Por outro lado, conhecendo as presas utilizadas pela espécie, estudos de hábitos alimentares utilizando os isótopos de carbono e nitrogênio podem ser realizados. Estas análises são capazes de identificar todo o histórico alimentar ao longo do crescimento do indivíduo, mudanças de hábitos por razões sazonais ou por eventos reprodutivos, indicar a partição de nicho com outras espécies, a localização dos eventos de alimentação (região de mar aberto ou costeiro, bentônica ou pelágica) e demonstrar a qualidade deste ambiente (ocorrência de biomagnificação de contaminantes nos tecidos do animal). Estes estudos de variação da dieta ao longo do tempo, já realizados para algumas espécies, têm permitido correlacionar esta variabilidade com mudanças na abundância de suas populações e identificar perturbações na dinâmica trófica de ecossistemas. Outro fator interessante desta técnica de estudo é que ela documenta os nutrientes assimilados e não simplesmente as presas ingeridas. Quando a técnica é utilizada com dentes de animais depositados em museus, ela permite a descrição do histórico da dieta da espécie.

Estudos como os citados acima são úteis para a conservação das espécies por avaliar como elas enfrentam as mudanças do ecossistema em função das populações de presas e disponibilidade de hábitat. Importante ter em mente que as populações podem flutuar e ao invés de buscarmos enxergar os estados de equilíbrio podemos tentar entender quais são as condições para persistência da população ou espécie.

Impactos causados por atividades humanas podem fazer os ecossistemas mais vulneráveis a mudanças que previamente poderiam se absorvidas. Como uma conseqüência, ecossistemas podem repentinamente mudar de um estado desejado a um menos desejado quanto a sua capacidade de gerar serviços ecológicos (FOLKE et al, 2004). Em vista disto é importante conhecer todo o funcionamento da rede trófica pra poder realizar um manejo eficiente de qualquer espécie. Não adianta somente controlar a pesca da espécie que se encontra ameaçada de extinção, mas é preciso manter todas aquelas que podem influenciar sua sobrevivência e manutenção no ecossistema de maneira sustentável.

Até então via meu trabalho muito mais como descritivo de hábitos alimentares, com uma interpretação ecológica bastante superficial. Porém, considerando o contexto no qual ele se insere e abordagem apresentada neste ensaio, o trabalho ganha grande importância por ser a base inicial para o estudo da rede trófica em estudo.

Referências

FOLKE, C., CARPENTER, S., WALKER,B., SCHEFFER, M., ELMQVIST, T., GUNDERSON,L., HOLLING, C.S. 2004. Regime shifts, resilience and biodiversity in ecosystem management. Annu. Rev. Ecol. Evol. Syst. 35: 557-581.
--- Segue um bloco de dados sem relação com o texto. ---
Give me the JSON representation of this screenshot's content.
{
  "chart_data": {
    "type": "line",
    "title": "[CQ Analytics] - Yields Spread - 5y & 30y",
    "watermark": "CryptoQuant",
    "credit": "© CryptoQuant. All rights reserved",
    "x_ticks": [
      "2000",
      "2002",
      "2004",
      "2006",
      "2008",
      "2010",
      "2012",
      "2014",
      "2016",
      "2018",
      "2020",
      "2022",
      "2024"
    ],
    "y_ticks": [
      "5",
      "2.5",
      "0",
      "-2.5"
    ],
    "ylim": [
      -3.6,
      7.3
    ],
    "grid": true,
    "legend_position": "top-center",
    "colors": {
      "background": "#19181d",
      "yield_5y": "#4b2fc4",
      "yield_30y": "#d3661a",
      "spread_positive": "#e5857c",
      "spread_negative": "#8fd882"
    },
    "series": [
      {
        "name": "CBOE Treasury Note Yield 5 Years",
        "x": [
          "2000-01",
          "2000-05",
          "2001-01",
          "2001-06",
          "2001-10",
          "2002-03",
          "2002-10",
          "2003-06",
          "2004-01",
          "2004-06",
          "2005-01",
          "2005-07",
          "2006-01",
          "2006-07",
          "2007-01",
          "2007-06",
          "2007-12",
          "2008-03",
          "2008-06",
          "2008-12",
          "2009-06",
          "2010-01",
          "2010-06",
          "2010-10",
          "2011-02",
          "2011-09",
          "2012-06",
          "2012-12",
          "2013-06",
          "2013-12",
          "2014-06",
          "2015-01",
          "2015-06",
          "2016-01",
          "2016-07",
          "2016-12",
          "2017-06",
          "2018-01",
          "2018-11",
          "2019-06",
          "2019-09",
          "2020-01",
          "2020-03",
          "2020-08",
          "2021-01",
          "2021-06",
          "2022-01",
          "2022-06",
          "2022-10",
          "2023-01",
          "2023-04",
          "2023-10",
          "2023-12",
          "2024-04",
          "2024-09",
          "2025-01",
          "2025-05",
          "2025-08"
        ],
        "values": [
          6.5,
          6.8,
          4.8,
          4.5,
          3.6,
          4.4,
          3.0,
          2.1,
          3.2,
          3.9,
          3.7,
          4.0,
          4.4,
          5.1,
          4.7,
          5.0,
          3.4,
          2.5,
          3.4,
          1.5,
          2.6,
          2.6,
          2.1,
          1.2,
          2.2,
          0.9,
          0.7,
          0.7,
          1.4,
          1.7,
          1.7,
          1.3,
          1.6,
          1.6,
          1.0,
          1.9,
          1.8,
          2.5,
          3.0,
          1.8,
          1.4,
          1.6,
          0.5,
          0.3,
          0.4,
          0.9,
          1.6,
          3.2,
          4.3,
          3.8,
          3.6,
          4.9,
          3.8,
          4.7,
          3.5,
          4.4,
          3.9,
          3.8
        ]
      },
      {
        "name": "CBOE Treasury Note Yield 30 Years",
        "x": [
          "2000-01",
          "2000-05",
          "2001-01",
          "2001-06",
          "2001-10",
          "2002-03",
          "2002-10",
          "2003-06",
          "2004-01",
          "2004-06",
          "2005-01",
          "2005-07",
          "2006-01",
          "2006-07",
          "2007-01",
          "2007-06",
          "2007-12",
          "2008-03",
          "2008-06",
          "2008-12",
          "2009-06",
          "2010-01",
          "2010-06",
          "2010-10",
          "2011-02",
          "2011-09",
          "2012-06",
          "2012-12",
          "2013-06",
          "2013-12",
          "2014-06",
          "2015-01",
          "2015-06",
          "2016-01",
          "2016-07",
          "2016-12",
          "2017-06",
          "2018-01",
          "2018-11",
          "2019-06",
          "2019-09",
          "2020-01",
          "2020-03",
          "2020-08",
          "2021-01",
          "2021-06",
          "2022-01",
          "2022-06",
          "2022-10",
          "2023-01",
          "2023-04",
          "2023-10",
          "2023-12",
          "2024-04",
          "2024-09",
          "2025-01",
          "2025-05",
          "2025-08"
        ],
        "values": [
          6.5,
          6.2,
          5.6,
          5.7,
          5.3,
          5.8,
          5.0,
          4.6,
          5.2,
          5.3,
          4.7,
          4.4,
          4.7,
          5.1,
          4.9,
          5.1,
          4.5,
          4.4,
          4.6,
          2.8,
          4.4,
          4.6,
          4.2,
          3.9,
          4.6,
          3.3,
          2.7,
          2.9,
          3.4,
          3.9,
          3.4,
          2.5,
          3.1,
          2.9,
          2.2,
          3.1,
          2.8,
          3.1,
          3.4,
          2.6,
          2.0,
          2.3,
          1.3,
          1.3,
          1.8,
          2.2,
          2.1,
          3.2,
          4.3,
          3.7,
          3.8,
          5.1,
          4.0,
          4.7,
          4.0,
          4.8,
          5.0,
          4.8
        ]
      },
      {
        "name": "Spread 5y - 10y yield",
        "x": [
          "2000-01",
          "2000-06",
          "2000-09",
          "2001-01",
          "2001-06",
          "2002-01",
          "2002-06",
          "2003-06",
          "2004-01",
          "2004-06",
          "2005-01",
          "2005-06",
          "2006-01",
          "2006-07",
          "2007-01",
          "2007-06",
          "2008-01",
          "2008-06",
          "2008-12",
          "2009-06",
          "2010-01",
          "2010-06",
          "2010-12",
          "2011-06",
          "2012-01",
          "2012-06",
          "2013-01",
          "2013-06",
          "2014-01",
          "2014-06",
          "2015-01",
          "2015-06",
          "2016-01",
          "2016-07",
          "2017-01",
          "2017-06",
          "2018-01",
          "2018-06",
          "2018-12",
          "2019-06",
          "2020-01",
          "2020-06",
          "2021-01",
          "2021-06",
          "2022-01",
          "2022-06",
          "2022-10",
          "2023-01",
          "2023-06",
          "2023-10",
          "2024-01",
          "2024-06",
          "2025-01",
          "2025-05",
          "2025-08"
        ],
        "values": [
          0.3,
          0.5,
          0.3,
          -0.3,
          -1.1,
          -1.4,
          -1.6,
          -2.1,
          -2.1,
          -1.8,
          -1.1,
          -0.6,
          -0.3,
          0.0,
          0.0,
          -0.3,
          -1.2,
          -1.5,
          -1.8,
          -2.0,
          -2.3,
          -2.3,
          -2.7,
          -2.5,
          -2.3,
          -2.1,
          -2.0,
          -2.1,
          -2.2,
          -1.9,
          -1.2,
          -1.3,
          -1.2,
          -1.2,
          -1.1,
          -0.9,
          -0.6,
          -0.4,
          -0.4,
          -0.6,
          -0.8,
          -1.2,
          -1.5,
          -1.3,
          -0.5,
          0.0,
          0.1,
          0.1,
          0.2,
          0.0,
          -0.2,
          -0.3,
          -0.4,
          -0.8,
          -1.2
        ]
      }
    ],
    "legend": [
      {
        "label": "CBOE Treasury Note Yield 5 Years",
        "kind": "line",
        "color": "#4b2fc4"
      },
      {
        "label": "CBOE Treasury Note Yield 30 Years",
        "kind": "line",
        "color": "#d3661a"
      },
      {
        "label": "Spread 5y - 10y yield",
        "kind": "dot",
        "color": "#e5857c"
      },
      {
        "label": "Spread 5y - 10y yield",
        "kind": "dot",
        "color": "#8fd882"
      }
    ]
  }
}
HOLLING, C. S. 1996. Engineering resilience versus ecological resilience. In P. C. Schulze, editor. Engineering within ecological constraints. National Academy Press, Washington, D.C., USA.

PERSSON, L., AMUNDSEN, P., ROOS, A. M. De, KLEMETSEN, A., KNUDSEN, R., PRIMICERIO, R. 2007. Culling prey promotes predator recovery – alternative states in a whole-lake experiment. Science. 316: 1743-1746.

PIMM, S.L. 1991. The balance of nature? University of Chicago Press, Chicago, Illinois, USA.

SECCHI, E. R. 1999. Taxa de crescimento potencial intrínseco de um estoque de franciscanas, Pontoporia blainvillei (Gervais e D’Orbigny, 1846) (Cetacea, Pontoporiidae) sob o impacto da pesca costeira de emalhe. Tese de mestrado, Universidade do Rio Grande, Brasil.

STEFFEN, W., SANDERSON, A., JÄGER, J., TYSON, P.D., MOORE, B. III et al. 2004. Global change and the earth system: a planet under pressure. Heilderberg: springer-verlag. 333p.

WALKER, B., HOLLING, C.S., CARPENTER, S.R., KINZIG, A. 2004. Resilience, adaptability and transformability in social-ecological systems. Ecology and society. 9(2):5.